Друг-реаниматолог очень пригодился: именно Кирилл выводил Ольгу из комы, когда ее привезли с разбитой головой, и Игоря выводил из комы, когда его привезли с огнестрельным ранением…
Кирилл поможет, обязательно поможет!
Кстати, надо Люсе перезвонить, вспомнила Ольга. Как она там, перестала Скалолазку оплакивать?
Вдруг заметила, что мигает значок диктофона. Ого, да он был включен! Ну да, наверное, когда Ольга его отшвырнула, от удара какая-нибудь кнопочка нажалась, он и заработал. Интересно, что он там назаписал? Ну, ее разговор со свекром, это само собой, а еще что? Процесс ее реанимации, наверное?

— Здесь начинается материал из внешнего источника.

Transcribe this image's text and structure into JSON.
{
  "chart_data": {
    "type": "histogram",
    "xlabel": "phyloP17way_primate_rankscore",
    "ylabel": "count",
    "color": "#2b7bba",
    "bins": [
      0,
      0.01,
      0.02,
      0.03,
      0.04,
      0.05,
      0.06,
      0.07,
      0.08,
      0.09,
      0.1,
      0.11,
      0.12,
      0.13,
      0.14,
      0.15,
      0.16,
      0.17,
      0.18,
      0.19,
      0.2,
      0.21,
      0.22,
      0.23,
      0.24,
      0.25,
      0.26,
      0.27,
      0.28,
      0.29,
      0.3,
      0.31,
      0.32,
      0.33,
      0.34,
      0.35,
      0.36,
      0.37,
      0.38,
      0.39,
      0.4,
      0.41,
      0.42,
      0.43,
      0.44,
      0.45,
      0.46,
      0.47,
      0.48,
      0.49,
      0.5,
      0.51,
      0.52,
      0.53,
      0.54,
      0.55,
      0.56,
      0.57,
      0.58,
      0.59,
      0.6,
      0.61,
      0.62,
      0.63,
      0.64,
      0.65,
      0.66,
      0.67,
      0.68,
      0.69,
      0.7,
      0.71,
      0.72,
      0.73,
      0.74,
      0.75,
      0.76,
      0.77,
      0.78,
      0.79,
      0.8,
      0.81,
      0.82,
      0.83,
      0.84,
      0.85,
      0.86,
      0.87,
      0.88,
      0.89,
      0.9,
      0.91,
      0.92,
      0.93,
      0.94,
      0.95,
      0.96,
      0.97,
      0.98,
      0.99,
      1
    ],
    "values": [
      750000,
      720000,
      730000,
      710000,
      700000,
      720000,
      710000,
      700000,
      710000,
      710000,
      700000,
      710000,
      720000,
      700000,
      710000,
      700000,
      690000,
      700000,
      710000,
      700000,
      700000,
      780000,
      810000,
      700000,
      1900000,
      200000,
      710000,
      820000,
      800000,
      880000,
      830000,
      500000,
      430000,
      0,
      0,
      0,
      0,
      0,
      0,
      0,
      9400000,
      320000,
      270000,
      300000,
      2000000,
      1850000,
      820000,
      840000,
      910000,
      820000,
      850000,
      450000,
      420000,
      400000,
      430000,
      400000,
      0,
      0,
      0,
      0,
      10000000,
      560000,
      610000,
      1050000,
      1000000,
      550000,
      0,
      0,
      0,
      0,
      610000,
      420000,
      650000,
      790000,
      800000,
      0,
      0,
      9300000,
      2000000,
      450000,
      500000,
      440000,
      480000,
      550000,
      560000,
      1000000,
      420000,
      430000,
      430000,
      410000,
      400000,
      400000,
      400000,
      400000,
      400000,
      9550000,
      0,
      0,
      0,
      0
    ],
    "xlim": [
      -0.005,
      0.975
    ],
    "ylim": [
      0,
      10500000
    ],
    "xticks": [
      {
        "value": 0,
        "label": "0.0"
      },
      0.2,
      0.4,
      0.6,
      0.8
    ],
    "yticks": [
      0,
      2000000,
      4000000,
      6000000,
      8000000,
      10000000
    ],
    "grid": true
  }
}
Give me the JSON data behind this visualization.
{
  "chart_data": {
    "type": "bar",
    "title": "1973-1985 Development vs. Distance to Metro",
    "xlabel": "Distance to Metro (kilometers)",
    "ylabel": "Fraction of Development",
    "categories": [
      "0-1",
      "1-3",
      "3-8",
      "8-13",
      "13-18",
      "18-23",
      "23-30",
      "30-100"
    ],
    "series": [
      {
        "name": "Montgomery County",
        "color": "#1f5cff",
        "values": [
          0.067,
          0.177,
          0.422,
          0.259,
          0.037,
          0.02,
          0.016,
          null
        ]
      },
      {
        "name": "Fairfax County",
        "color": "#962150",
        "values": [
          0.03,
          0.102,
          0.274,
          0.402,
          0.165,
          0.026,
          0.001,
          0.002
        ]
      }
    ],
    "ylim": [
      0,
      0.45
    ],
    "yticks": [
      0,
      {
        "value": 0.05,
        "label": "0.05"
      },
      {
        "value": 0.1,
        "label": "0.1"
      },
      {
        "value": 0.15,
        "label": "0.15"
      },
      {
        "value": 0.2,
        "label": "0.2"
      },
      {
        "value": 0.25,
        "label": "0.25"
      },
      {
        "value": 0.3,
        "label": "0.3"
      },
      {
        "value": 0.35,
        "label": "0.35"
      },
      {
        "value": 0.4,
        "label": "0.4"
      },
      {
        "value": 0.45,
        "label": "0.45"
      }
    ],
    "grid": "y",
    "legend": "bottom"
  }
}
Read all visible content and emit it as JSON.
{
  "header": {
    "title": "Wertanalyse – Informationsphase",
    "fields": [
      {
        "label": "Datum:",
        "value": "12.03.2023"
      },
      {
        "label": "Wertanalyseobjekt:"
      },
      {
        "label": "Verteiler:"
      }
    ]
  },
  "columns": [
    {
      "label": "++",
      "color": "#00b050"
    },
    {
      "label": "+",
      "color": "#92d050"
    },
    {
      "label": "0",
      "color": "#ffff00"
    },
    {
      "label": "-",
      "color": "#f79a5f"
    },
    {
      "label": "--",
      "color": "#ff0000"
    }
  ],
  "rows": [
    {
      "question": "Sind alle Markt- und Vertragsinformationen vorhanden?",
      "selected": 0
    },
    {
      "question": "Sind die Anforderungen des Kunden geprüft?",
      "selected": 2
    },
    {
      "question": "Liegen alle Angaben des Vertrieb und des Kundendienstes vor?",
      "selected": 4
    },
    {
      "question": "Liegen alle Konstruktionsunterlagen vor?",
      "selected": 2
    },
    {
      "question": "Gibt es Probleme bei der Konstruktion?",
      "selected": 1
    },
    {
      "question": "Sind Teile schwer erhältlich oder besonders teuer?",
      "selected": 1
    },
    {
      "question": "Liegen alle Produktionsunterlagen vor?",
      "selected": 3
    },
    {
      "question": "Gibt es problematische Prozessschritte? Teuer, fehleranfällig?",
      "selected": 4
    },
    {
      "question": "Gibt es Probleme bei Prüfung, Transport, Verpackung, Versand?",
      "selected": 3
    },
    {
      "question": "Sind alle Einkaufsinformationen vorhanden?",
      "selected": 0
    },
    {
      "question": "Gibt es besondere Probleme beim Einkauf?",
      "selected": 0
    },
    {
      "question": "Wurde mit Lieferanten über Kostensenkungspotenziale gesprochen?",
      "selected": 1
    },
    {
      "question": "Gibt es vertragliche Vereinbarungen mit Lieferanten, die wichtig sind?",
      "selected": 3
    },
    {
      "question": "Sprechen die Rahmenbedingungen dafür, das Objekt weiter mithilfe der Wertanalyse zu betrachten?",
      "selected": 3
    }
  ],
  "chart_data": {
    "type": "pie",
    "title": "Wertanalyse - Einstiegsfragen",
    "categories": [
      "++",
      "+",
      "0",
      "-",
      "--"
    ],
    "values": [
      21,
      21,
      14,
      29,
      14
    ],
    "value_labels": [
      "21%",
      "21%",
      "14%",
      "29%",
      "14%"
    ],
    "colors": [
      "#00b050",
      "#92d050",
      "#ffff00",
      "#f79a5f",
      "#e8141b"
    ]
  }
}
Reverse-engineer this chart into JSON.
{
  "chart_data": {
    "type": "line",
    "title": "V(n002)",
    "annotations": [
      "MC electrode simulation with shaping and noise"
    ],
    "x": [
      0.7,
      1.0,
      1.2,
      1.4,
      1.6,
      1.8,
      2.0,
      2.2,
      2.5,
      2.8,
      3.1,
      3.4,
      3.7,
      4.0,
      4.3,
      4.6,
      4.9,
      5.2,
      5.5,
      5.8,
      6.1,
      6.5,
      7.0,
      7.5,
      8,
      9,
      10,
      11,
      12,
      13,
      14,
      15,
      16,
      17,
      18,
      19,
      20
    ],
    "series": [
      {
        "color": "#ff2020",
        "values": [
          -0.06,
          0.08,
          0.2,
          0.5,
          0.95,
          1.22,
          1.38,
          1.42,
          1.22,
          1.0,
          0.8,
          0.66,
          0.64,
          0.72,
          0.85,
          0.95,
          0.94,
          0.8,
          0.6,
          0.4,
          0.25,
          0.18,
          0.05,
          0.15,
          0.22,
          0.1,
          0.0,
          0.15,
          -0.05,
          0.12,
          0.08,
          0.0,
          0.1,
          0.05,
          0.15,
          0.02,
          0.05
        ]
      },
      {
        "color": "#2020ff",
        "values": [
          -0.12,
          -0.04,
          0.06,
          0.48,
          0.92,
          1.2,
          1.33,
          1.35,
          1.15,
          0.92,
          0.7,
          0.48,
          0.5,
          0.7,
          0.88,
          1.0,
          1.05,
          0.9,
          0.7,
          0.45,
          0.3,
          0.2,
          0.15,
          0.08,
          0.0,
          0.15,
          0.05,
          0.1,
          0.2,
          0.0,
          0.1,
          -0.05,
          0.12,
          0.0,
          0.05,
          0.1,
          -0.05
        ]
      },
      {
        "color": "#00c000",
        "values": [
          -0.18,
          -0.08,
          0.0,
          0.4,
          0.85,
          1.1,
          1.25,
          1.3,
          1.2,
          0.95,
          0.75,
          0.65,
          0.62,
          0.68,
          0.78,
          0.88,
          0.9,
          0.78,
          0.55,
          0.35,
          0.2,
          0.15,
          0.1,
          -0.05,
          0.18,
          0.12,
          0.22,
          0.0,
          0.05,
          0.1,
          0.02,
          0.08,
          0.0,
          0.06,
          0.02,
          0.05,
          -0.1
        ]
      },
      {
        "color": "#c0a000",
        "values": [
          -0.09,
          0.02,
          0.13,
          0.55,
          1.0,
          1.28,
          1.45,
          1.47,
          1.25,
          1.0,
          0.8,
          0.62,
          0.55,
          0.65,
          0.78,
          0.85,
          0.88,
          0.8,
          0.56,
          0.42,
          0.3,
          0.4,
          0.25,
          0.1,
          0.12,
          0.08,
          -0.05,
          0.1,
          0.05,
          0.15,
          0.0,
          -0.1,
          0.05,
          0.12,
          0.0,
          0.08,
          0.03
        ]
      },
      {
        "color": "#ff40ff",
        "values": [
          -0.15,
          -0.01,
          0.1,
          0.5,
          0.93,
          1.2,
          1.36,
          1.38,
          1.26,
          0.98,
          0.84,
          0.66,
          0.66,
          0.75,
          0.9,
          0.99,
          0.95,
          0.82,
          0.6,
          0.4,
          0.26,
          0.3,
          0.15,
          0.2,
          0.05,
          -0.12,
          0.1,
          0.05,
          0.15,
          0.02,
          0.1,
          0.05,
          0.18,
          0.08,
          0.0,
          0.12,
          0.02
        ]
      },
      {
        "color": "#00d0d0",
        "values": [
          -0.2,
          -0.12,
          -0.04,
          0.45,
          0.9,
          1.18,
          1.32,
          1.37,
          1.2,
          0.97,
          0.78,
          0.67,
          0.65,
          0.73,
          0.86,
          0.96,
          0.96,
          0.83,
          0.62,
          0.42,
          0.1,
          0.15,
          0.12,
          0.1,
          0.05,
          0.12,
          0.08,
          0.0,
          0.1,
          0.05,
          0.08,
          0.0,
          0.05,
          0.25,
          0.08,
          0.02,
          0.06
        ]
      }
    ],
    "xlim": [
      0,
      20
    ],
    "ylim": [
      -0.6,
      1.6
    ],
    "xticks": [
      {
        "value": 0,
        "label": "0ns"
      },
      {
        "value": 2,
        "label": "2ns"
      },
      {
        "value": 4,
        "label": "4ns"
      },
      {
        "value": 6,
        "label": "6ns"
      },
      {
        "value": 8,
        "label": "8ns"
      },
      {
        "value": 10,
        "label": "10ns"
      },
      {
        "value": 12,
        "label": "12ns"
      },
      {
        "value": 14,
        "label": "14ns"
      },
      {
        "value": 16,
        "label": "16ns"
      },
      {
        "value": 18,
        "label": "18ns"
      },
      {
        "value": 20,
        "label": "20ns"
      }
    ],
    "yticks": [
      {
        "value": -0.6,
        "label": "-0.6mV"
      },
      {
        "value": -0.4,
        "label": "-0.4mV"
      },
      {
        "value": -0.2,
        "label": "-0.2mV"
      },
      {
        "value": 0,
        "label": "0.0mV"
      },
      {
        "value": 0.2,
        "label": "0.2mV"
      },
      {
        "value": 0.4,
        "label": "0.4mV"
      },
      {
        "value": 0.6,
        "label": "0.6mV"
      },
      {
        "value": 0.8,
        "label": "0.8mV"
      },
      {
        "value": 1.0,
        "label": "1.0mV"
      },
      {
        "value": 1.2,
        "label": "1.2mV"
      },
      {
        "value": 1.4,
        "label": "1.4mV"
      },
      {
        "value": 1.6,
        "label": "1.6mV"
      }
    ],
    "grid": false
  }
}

Ольга нажала на знак воспроизведения и услышала:
– Проводим? Ольга, проводим?!
Это Гриша кричит перед тем, как начать «полковника» Витю реанимировать. А это уже сама Ольга ему отвечает:
– Да! Разряд!
Потом начинается какая-то суматоха.
– Во! – обрадовался не диктофонный, а натуральный Гриша. – Для истории записала? Здорово! – Слушайте, слушайте, – обернулся он к присмиревшему «полковнику» Вите, – у нас есть доказательство вашего нападения на доктора! Ольга Васильевна, сделайте погромче!
Она послушно увеличила звук, и в это мгновение из диктофона вырвался жуткий, ну вот натурально нечеловеческий вопль:
– Бу-ми! Суруде-ми! Эй-ми мучудя-ми окин-да!
Ольге почудилось, будто каждое из этих странных, безумно странных слов взрезает ее мозг, буквально разрывает голову! Она вдруг снова оказалась в тех же липких сумерках, где побывала недавно, снова задыхалась, но Игорь был рядом, а потому Ольга не спешила сорвать с лица эту мучительную паутину. Лишь бы не расставаться с ним!